(((Tapper)))
My thumb walked to the store and bought some smokes. I made it return them.
I don’t see ten “F” words.
Do people mistake “*” for “U” nowadays?
BTW - We already know that 40% of Democrats are Socialists. Hillary said so.
“F*ck compromise”? Lock and load, folks.
CC
He might have a separate anonymous account, and he logged into the wrong one.
um, that flyer accurately represents EVERYTHING the Democrat party and their socialist young heroes like that girl who won the primary believes.
So it may be (in the words of leftist hero Dan Rather) “fake but accurate.”
And someone will have to convince me the Dem Socialists didn’t print it.
From the Democratic Socialists of America party constitution...
“We are socialists because we reject an economic order based on private profit, alienated labor, gross inequalities of wealth and power, discrimination based on race, sex, sexual orientation, gender expression, disability status, age, religion, and national origin, and brutality and violence in defense of the status quo. We are socialists because we share a vision of a humane social order based on popular control of resources and production, economic planning, equitable distribution, feminism, racial equality and non-oppressive relationships. We are socialists because we are developing a concrete strategy for achieving that vision, for building a majority movement that will make democratic socialism a reality in America. We believe that such a strategy must acknowledge the class structure of American society and that this class structure means that there is a basic conflict of interest between those sectors with enormous economic power and the vast majority of the population.”

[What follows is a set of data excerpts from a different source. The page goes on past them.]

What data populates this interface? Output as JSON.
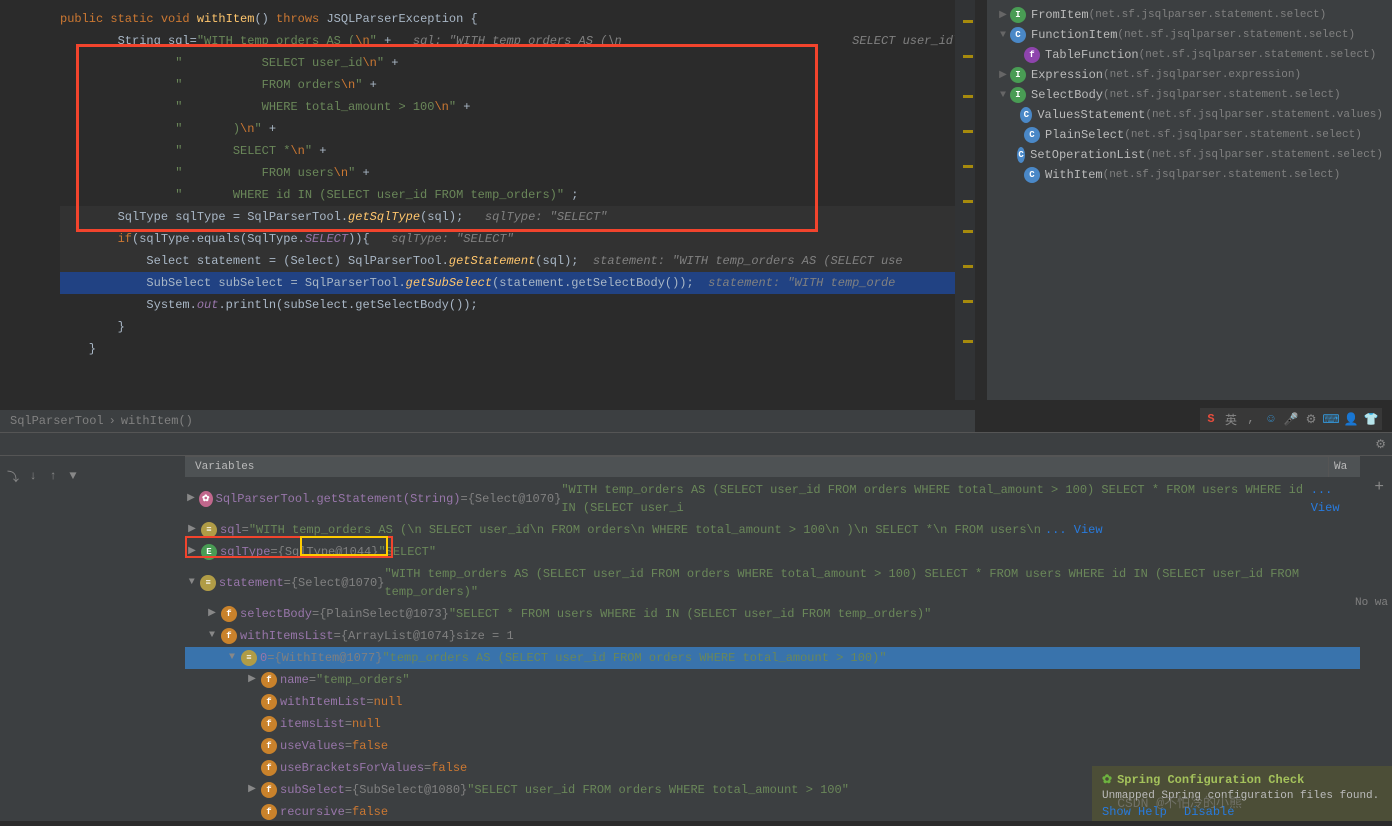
{
  "code": {
    "line1_pre": "    ",
    "line1_kw1": "public static void ",
    "line1_method": "withItem",
    "line1_post": "() ",
    "line1_kw2": "throws ",
    "line1_exc": "JSQLParserException ",
    "line1_brace": "{",
    "line2": "        String sql=",
    "line2_str": "\"WITH temp_orders AS (",
    "line2_esc": "\\n",
    "line2_str2": "\" ",
    "line2_op": "+",
    "line2_comment": "   sql: \"WITH temp_orders AS (\\n                                SELECT user_id\\n",
    "line3": "                ",
    "line3_str": "\"           SELECT user_id",
    "line3_esc": "\\n",
    "line3_str2": "\" ",
    "line3_op": "+",
    "line4": "                ",
    "line4_str": "\"           FROM orders",
    "line4_esc": "\\n",
    "line4_str2": "\" ",
    "line4_op": "+",
    "line5": "                ",
    "line5_str": "\"           WHERE total_amount > 100",
    "line5_esc": "\\n",
    "line5_str2": "\" ",
    "line5_op": "+",
    "line6": "                ",
    "line6_str": "\"       )",
    "line6_esc": "\\n",
    "line6_str2": "\" ",
    "line6_op": "+",
    "line7": "                ",
    "line7_str": "\"       SELECT *",
    "line7_esc": "\\n",
    "line7_str2": "\" ",
    "line7_op": "+",
    "line8": "                ",
    "line8_str": "\"           FROM users",
    "line8_esc": "\\n",
    "line8_str2": "\" ",
    "line8_op": "+",
    "line9": "                ",
    "line9_str": "\"       WHERE id IN (SELECT user_id FROM temp_orders)\"",
    "line9_op": " ;",
    "line10": "",
    "line11": "        SqlType sqlType = SqlParserTool.",
    "line11_m": "getSqlType",
    "line11_post": "(sql);",
    "line11_comment": "   sqlType: \"SELECT\"",
    "line12": "        ",
    "line12_kw": "if",
    "line12_post": "(sqlType.equals(SqlType.",
    "line12_f": "SELECT",
    "line12_post2": ")){",
    "line12_comment": "   sqlType: \"SELECT\"",
    "line13": "            Select statement = (Select) SqlParserTool.",
    "line13_m": "getStatement",
    "line13_post": "(sql);",
    "line13_comment": "  statement: \"WITH temp_orders AS (SELECT use",
    "line14": "            SubSelect subSelect = SqlParserTool.",
    "line14_m": "getSubSelect",
    "line14_post": "(statement.getSelectBody());",
    "line14_comment": "  statement: \"WITH temp_orde",
    "line15": "            System.",
    "line15_f": "out",
    "line15_post": ".println(subSelect.getSelectBody());",
    "line16": "        }",
    "line17": "    }"
  },
  "breadcrumb": {
    "item1": "SqlParserTool",
    "sep": "›",
    "item2": "withItem()"
  },
  "rightTree": {
    "items": [
      {
        "arrow": "▶",
        "iconClass": "icon-green",
        "iconText": "I",
        "label": "FromItem",
        "pkg": "(net.sf.jsqlparser.statement.select)",
        "indent": 0
      },
      {
        "arrow": "▼",
        "iconClass": "icon-blue",
        "iconText": "C",
        "label": "FunctionItem",
        "pkg": "(net.sf.jsqlparser.statement.select)",
        "indent": 0
      },
      {
        "arrow": "",
        "iconClass": "icon-purple",
        "iconText": "f",
        "label": "TableFunction",
        "pkg": "(net.sf.jsqlparser.statement.select)",
        "indent": 1
      },
      {
        "arrow": "▶",
        "iconClass": "icon-green",
        "iconText": "I",
        "label": "Expression",
        "pkg": "(net.sf.jsqlparser.expression)",
        "indent": 0
      },
      {
        "arrow": "▼",
        "iconClass": "icon-green",
        "iconText": "I",
        "label": "SelectBody",
        "pkg": "(net.sf.jsqlparser.statement.select)",
        "indent": 0
      },
      {
        "arrow": "",
        "iconClass": "icon-blue",
        "iconText": "C",
        "label": "ValuesStatement",
        "pkg": "(net.sf.jsqlparser.statement.values)",
        "indent": 1
      },
      {
        "arrow": "",
        "iconClass": "icon-blue",
        "iconText": "C",
        "label": "PlainSelect",
        "pkg": "(net.sf.jsqlparser.statement.select)",
        "indent": 1
      },
      {
        "arrow": "",
        "iconClass": "icon-blue",
        "iconText": "C",
        "label": "SetOperationList",
        "pkg": "(net.sf.jsqlparser.statement.select)",
        "indent": 1
      },
      {
        "arrow": "",
        "iconClass": "icon-blue",
        "iconText": "C",
        "label": "WithItem",
        "pkg": "(net.sf.jsqlparser.statement.select)",
        "indent": 1
      }
    ]
  },
  "debug": {
    "variablesTitle": "Variables",
    "waTitle": "Wa",
    "rows": [
      {
        "indent": 0,
        "arrow": "▶",
        "iconClass": "icon-pink",
        "iconText": "✿",
        "name": "SqlParserTool.getStatement(String)",
        "eq": " = ",
        "type": "{Select@1070}",
        "value": " \"WITH temp_orders AS (SELECT user_id FROM orders WHERE total_amount > 100) SELECT * FROM users WHERE id IN (SELECT user_i",
        "view": "... View"
      },
      {
        "indent": 0,
        "arrow": "▶",
        "iconClass": "icon-yellow",
        "iconText": "≡",
        "name": "sql",
        "eq": " = ",
        "type": "",
        "value": "\"WITH temp_orders AS (\\n           SELECT user_id\\n           FROM orders\\n           WHERE total_amount > 100\\n       )\\n       SELECT *\\n           FROM users\\n  ",
        "view": "... View"
      },
      {
        "indent": 0,
        "arrow": "▶",
        "iconClass": "icon-green",
        "iconText": "E",
        "name": "sqlType",
        "eq": " = ",
        "type": "{SqlType@1044}",
        "value": " \"SELECT\"",
        "view": ""
      },
      {
        "indent": 0,
        "arrow": "▼",
        "iconClass": "icon-yellow",
        "iconText": "≡",
        "name": "statement",
        "eq": " = ",
        "type": "{Select@1070}",
        "value": " \"WITH temp_orders AS (SELECT user_id FROM orders WHERE total_amount > 100) SELECT * FROM users WHERE id IN (SELECT user_id FROM temp_orders)\"",
        "view": ""
      },
      {
        "indent": 1,
        "arrow": "▶",
        "iconClass": "icon-orange",
        "iconText": "f",
        "name": "selectBody",
        "eq": " = ",
        "type": "{PlainSelect@1073}",
        "value": " \"SELECT * FROM users WHERE id IN (SELECT user_id FROM temp_orders)\"",
        "view": ""
      },
      {
        "indent": 1,
        "arrow": "▼",
        "iconClass": "icon-orange",
        "iconText": "f",
        "name": "withItemsList",
        "eq": " = ",
        "type": "{ArrayList@1074}",
        "value": "  size = 1",
        "view": ""
      },
      {
        "indent": 2,
        "arrow": "▼",
        "iconClass": "icon-yellow",
        "iconText": "≡",
        "name": "0",
        "eq": " = ",
        "type": "{WithItem@1077}",
        "value": " \"temp_orders AS (SELECT user_id FROM orders WHERE total_amount > 100)\"",
        "view": "",
        "current": true
      },
      {
        "indent": 3,
        "arrow": "▶",
        "iconClass": "icon-orange",
        "iconText": "f",
        "name": "name",
        "eq": " = ",
        "type": "",
        "value": "\"temp_orders\"",
        "view": ""
      },
      {
        "indent": 3,
        "arrow": "",
        "iconClass": "icon-orange",
        "iconText": "f",
        "name": "withItemList",
        "eq": " = ",
        "type": "",
        "value": "null",
        "view": ""
      },
      {
        "indent": 3,
        "arrow": "",
        "iconClass": "icon-orange",
        "iconText": "f",
        "name": "itemsList",
        "eq": " = ",
        "type": "",
        "value": "null",
        "view": ""
      },
      {
        "indent": 3,
        "arrow": "",
        "iconClass": "icon-orange",
        "iconText": "f",
        "name": "useValues",
        "eq": " = ",
        "type": "",
        "value": "false",
        "view": ""
      },
      {
        "indent": 3,
        "arrow": "",
        "iconClass": "icon-orange",
        "iconText": "f",
        "name": "useBracketsForValues",
        "eq": " = ",
        "type": "",
        "value": "false",
        "view": ""
      },
      {
        "indent": 3,
        "arrow": "▶",
        "iconClass": "icon-orange",
        "iconText": "f",
        "name": "subSelect",
        "eq": " = ",
        "type": "{SubSelect@1080}",
        "value": " \"SELECT user_id FROM orders WHERE total_amount > 100\"",
        "view": ""
      },
      {
        "indent": 3,
        "arrow": "",
        "iconClass": "icon-orange",
        "iconText": "f",
        "name": "recursive",
        "eq": " = ",
        "type": "",
        "value": "false",
        "view": ""
      }
    ],
    "noWa": "No wa"
  },
  "notification": {
    "title": "Spring Configuration Check",
    "body": "Unmapped Spring configuration files found.",
    "link1": "Show Help",
    "link2": "Disable"
  },
  "watermark": "CSDN @不怕冷的小熊",
  "floatBar": {
    "lang": "英"
  }
}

https://www.dsausa.org/constitution
A clumsy thumb worked by a clumsy bum... and these folks get all up in arms about things by the so called alt right that are vastly more mild.
“Those whom the gods would destroy, they first drive mad.”
And yet he still is working for CNN.
The Russian couldn’t invent a troll more effective than Tapper for generating Trump support.
Well, he finally got it out of his rectum.
He could have blamed it on a dog (if he has one).